- Born: 12 May 1923 Rome, Italy
- Died: 6 March 1998 (aged 74)
- Education: New York University
- Known for: Power transition theory
- Scientific career
- Fields: Political Science
- Workplaces: Brooklyn College, University of Michigan
- Notable students: Bruce Bueno de Mesquita, Jacek Kugler, Adam Ruskin

= A. F. K. Organski =

Italian and American political scientist

Abramo Fimo Kenneth Organski (12 May 1923 – 6 March 1998) was an Italian and American professor of political science at the University of Michigan, the founder of power transition theory and a co-founder of Decision Insights, Inc. His pioneering work spanned several decades, and focused on specific aspects of world politics, including: political demography; political development; and grand strategy. He was the author of World Politics, The Stages of Political Development, The War Ledger, Birth, Death and Taxes, and The $36 Billion Bargain. Other publications are available in scholarly journals.

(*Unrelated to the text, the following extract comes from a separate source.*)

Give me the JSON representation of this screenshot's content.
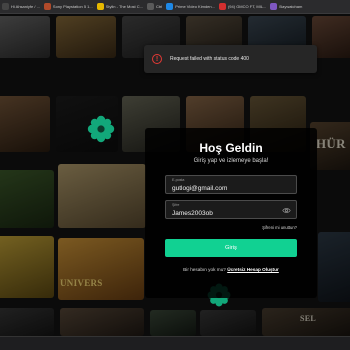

A.F.K. Organski was born in Rome, Italy. As a youth, he attended the Ginnasio Liceo Torquato Tasso. He went to the United States, fleeing the anti-Jewish laws of Benito Mussolini's regime, and served with the American armed forces in the Pacific theater from 1943 to 1945. He became an American citizen in 1944. After World War II, he settled in New York City, and earned his B.A. (1947), M.A. (1948), and Ph.D. (1951) degrees from New York University. In 1952, he started teaching at Brooklyn College, moving in 1964 to the University of Michigan, where he became professor of political science and a senior research scientist in the Institute for Social Research. He co-founded Decision Insights, a consulting firm that introduced scientific rigor to the development and execution of policy- and decision-making in government and in business.

He introduced power transition theory in 1958.

Political scientist Bruce Bueno de Mesquita, one of Organski's students, credits Organski's work as the primary inspiration for selectorate theory.